Not waiting for his reply, she hugged herself and walked away. What Buttercup Baggins, daughter of Belladonna Took, needed more than anything this night was some peace and privacy. She, a hobbit lass considered odd even by her own people's standards, had not only rushed out her front door to trail after a wizard and a bunch of dwarves, but somewhere along the way, she'd fallen scandalously, madly in love.

With Thorin of all people. Not gentle Ori or funny Bofur. Not charming Kíli or brave Fíli. No, she had in Tookish fashion set her cap on the most inappropriate, inaccessible dwarf of them all.

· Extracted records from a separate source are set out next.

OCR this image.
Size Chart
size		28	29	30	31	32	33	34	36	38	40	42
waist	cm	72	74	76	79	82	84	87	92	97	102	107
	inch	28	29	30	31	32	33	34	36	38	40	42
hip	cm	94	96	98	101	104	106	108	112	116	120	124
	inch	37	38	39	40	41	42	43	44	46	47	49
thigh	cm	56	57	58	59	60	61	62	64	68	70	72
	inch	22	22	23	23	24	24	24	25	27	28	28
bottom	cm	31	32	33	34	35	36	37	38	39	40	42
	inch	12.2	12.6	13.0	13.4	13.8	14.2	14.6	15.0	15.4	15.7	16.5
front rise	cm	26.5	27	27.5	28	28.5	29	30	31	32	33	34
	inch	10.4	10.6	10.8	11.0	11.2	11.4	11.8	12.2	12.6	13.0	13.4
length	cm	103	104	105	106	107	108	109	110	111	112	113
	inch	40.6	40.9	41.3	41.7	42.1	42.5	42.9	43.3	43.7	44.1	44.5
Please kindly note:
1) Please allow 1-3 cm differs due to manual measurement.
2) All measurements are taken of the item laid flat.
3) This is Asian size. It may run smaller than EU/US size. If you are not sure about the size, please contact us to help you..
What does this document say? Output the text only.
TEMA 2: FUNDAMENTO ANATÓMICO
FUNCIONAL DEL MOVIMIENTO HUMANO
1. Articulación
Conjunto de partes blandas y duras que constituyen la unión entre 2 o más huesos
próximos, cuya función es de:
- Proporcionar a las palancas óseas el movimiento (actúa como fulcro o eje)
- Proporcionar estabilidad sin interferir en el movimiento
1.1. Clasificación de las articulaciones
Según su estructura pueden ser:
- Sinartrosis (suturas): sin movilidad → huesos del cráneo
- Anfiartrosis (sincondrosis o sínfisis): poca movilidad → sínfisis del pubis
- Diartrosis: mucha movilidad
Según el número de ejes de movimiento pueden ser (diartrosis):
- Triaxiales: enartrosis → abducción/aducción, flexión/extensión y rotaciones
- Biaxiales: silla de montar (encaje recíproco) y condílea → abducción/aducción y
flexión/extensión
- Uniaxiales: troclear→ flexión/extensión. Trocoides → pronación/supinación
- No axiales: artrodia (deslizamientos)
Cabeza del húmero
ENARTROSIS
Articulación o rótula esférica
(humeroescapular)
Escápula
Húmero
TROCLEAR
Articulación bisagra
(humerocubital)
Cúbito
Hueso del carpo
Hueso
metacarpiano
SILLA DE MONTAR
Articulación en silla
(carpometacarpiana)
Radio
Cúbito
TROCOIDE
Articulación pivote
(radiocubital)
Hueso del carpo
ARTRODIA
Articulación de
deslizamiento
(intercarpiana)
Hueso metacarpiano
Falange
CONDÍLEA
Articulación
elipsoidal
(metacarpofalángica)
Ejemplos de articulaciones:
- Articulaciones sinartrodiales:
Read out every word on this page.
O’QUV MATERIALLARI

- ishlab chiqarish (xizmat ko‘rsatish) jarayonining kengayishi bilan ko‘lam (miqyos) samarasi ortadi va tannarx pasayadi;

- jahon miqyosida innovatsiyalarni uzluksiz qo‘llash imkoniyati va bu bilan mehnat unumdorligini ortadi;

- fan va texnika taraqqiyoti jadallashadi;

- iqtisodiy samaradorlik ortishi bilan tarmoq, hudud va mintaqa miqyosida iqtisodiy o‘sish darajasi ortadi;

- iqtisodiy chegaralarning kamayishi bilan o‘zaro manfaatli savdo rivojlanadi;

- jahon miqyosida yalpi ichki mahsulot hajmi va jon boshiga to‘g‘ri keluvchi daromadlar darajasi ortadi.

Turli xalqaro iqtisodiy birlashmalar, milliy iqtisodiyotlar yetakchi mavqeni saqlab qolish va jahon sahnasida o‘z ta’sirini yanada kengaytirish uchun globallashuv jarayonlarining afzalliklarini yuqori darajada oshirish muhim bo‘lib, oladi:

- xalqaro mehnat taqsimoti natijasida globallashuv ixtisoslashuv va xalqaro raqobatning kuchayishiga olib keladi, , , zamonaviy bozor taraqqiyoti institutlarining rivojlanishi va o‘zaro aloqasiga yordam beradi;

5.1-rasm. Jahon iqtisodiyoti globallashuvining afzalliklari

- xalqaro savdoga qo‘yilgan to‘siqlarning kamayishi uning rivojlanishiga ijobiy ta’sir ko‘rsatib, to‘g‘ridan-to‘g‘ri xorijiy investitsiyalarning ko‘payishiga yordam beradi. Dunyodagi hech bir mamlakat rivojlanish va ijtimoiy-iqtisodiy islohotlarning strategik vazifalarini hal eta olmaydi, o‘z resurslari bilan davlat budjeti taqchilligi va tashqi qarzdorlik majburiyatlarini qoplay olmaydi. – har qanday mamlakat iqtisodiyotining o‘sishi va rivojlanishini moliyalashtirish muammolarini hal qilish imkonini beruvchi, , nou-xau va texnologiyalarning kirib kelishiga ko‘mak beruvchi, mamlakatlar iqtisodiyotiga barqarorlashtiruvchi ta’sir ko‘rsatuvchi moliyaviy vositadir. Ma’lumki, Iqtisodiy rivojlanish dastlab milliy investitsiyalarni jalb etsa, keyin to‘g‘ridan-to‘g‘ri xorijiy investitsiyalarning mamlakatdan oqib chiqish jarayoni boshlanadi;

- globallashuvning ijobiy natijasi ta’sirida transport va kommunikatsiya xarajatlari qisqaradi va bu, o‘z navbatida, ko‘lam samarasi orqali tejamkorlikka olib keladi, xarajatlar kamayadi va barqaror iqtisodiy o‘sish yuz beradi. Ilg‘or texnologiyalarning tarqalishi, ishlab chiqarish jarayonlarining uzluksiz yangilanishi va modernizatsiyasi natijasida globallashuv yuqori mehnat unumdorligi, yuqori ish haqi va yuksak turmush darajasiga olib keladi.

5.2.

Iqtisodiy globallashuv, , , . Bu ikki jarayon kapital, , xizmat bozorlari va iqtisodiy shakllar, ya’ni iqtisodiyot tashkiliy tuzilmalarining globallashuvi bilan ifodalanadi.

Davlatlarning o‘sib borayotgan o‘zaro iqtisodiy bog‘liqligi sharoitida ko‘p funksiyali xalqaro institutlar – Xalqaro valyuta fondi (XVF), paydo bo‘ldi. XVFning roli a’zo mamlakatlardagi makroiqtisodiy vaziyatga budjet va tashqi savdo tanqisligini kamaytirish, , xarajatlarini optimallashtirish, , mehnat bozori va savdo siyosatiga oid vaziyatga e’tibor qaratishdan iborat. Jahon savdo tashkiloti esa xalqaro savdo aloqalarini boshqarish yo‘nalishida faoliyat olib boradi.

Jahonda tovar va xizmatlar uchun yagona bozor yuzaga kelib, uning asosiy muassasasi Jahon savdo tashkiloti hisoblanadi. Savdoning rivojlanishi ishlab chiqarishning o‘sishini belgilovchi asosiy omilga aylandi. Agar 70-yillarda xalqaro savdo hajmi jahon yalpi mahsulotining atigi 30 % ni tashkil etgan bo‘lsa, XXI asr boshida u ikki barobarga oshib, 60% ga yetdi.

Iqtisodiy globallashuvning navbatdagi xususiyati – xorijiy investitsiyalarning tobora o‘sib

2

It would never work. She'd known that from the first moment she'd realized the path her affections were growing, but oh, how she'd cherished her growing admiration for the noble king-in-exile. She'd hugged it to her chest, content to bask in her one-sided joy. Even after he'd ordered her thrown from the ramparts, consumed with an illness of the mind, she'd loved the dwarf. And his final words to her…

Confound it, she'd almost blurted it all out, baring her heart. But she'd delayed, fear holding her tongue. Now, he was dead. The light was gone. It was far, far too late.

Yes, privacy was what she needed now, for if Buttercup Baggins was Tookish enough to go on an adventure and fall in love—with a king!—she was also Baggins enough to obstinately cling to her composure until there were no eyes upon her.

As soon as she found a shadow deep enough to hide within, Buttercup put on her magical ring, rendering herself invisible to all eyes…and cried herself hoarse. Perhaps it would have been better had she never left Bag End.